Cinq candidats à la rétrocession se sont manifestés après l’appel à candidature : M. F B, M. X de D E, M. I J, le Z des frères A et M. K L.
Après avis du comité technique départemental des Côtes d’Armor, la SAFER a décidé, le 31 mai 2017, de rétrocéder la propriété agricole à M. B.
Le 15 juin 2017, la commissaire du gouvernement auprès de la DRAAF a informé la SAFER qu’elle ne s’opposait pas à la cession.
L’acte de vente avec substitution a été signé le 28 juillet 2017 et la décision de rétrocession a été publiée courant août 2017.
Le 23 août 2017, la SAFER a informé M. de D E que sa candidature n’a pas été retenue.
Le 22 février 2018, celui-ci a assigné la SAFER devant le tribunal de grande instance de D Brieuc en annulation de la décision de rétrocession.
Par jugement du 3 septembre 2019, le tribunal de grande instance a :
— prononcé la nullité de la décision de rétrocession prise par la SAFER de Bretagne, d’une propriété rurale située à Lamballe (22), lieudit Meslin, d’une surface de 43 ha 95 a à M. B en date du 31 mai 2017, notifiée le 23 août 2017 à M. de D E,
— condamné la SAFER aux dépens et à payer à M. de D E la somme de 1800 euros au titre de
l’article 700 du code de procédure civile,
— débouté les parties de leurs autres demandes.
La SAFER a fait appel le 8 octobre 2019 de l’ensemble des chefs du jugement.
Elle expose ses moyens et ses demandes dans ses dernières conclusions notifiées et remises au greffe le 8 janvier 2020 auxquelles il est renvoyé en application de l’article 455 alinéa 1 du code de procédure civile.
Elle demande à la cour de :
— infirmer le jugement,
— débouter M.de D E de l’ensemble de ses demandes,
— le condamner aux dépens de première instance et d’appel et à lui payer la somme de 2500 euros au titre de l’article 700 du code de procédure civile.
M. de D E expose ses moyens et ses demandes dans ses dernières conclusions notifiées et remises au greffe le 10 décembre 2020 auxquelles il est renvoyé en application de l’article 455 alinéa 1 du code de procédure civile.
Il demande à la cour de confirmer le jugement et de condamner la SAFER aux entiers dépens et à lui payer la somme de 5000 euros au titre de l’article 700 du code de procédure civile.
MOTIFS DE L’ARRÊT
M. de D E vise dans ses conclusions les articles L143-2 et L143-3 du code rural, mais ces articles concernent le droit de préemption et l’exercice de ce droit par la SAFER. Ils ne s’appliquent pas en l’espèce, comme le soutient à juste titre la SAFER, à l’opération de rétrocession par acquisition et substitution qu’elle a réalisée dans les cadre des articles L142-1 à L142-8 du code rural sur les opérations immobilières et mobilières réalisées par la SAFER.
Ceci étant M. de D E vise également les dispositions de l’article L141-2 du code rural.
Il conclut à la nullité de la décision de rétrocession aux motifs que la SAFER n’a pas respecté les règles sur le contrôle des structures et ses missions définies à l’article L141-1 du code rural.
L’article L141-1 du code rural dispose :
«'I.-Des sociétés d’aménagement foncier et d’établissement rural peuvent être constituées pour remplir les missions suivantes :
1° Elles 'uvrent prioritairement à la protection des espaces agricoles, naturels et forestiers.

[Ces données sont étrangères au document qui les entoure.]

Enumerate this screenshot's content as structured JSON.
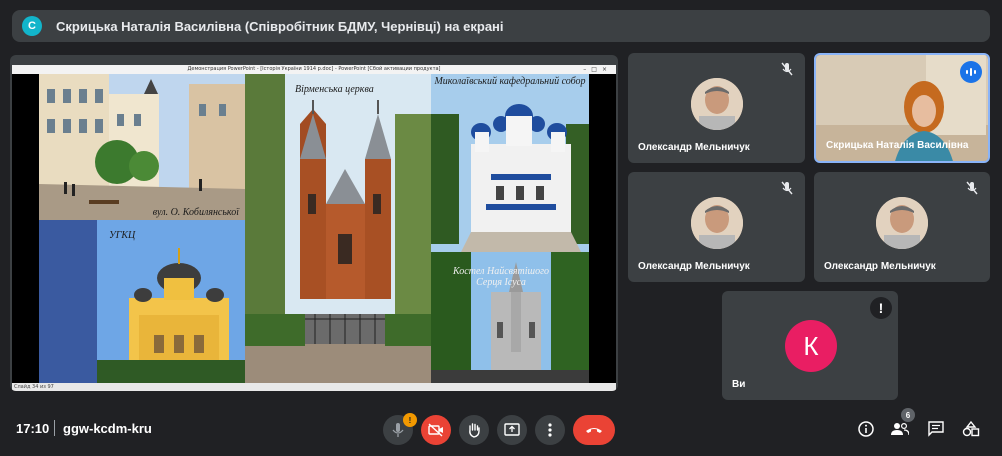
{
  "banner": {
    "avatar_letter": "С",
    "text": "Скрицька Наталія Василівна (Співробітник БДМУ, Чернівці) на екрані"
  },
  "presentation": {
    "titlebar": "Демонстрация PowerPoint - [Історія України 1914 р.doc] - PowerPoint [Сбой активации продукта]",
    "statusbar": "Слайд 34 из 97",
    "captions": {
      "armenian_church": "Вірменська церква",
      "nicholas_cathedral": "Миколаївський кафедральний собор",
      "kobylianska_street": "вул. О. Кобилянської",
      "ugcc": "УГКЦ",
      "sacred_heart": "Костел Найсвятішого Серця Ісуса"
    }
  },
  "tiles": [
    {
      "name": "Олександр Мельничук"
    },
    {
      "name": "Скрицька Наталія Василівна"
    },
    {
      "name": "Олександр Мельничук"
    },
    {
      "name": "Олександр Мельничук"
    },
    {
      "name": "Ви",
      "avatar_letter": "К"
    }
  ],
  "bottom_bar": {
    "time": "17:10",
    "meeting_code": "ggw-kcdm-kru",
    "mic_badge": "!",
    "people_count": "6"
  },
  "colors": {
    "background": "#202124",
    "tile": "#3c4043",
    "accent_blue": "#8ab4f8",
    "hangup_red": "#ea4335",
    "self_avatar": "#e91e63"
  }
}
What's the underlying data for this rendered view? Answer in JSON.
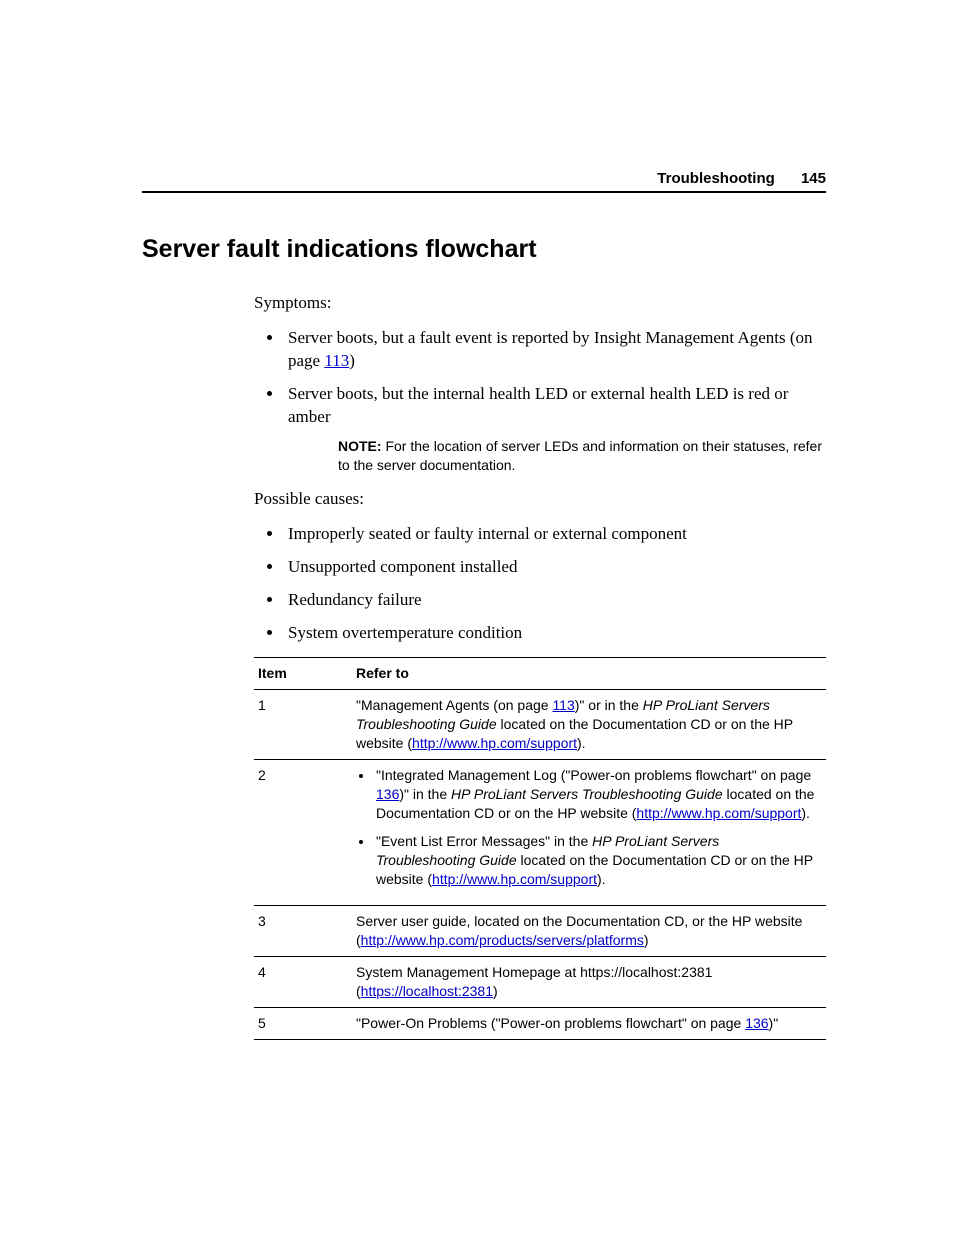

Leurs interventions visent à favoriser l’installation, le maintien et la consolidation d’exploitations agricoles ou forestières afin que celles-ci atteignent une dimension économique viable au regard des critères du schéma directeur régional des exploitations agricoles ainsi que l’amélioration de la répartition parcellaire des exploitations. Ces interventions concourent à la diversité des systèmes de production, notamment ceux permettant de combiner les performances économique, sociale et environnementale et ceux relevant de l’agriculture biologique au sens de l’article L. 641-13 ;
2° Elles concourent à la diversité des paysages, à la protection des ressources naturelles et au maintien de la diversité biologique ;
3° Elles contribuent au développement durable des territoires ruraux, dans le cadre des objectifs définis à l’article L. 111-2 ;
4° Elles assurent la transparence du marché foncier rural.'
II (')
III.-1° le choix de l’attributaire se fait au regard des missions mentionnées au I. L’attributaire peut être tenu au respect du cahier des charges.'
L’article L142-2 du code rural dispose :
«'Les opérations immobilières résultant de l’application des dispositions des articles L. 141-1 à L. 141-5 s’effectuent, d’une part, sous réserve du titre Ier du livre IV du présent code relatif au statut du fermage et du métayage et, d’autre part, sous réserve des dispositions du titre II relatives à l’aménagement foncier rural et, en ce qui concerne la rétrocession des terres et exploitations, sous réserve des dispositions des articles L331-1 à L331-16 du code rural et de la pêche maritime relatives au contrôle des structures des exploitations agricoles.
Elles peuvent faire l’objet de l’aide financière de l’Etat sous forme de subventions et de prêts limités aux opérations d’aménagements fonciers.'»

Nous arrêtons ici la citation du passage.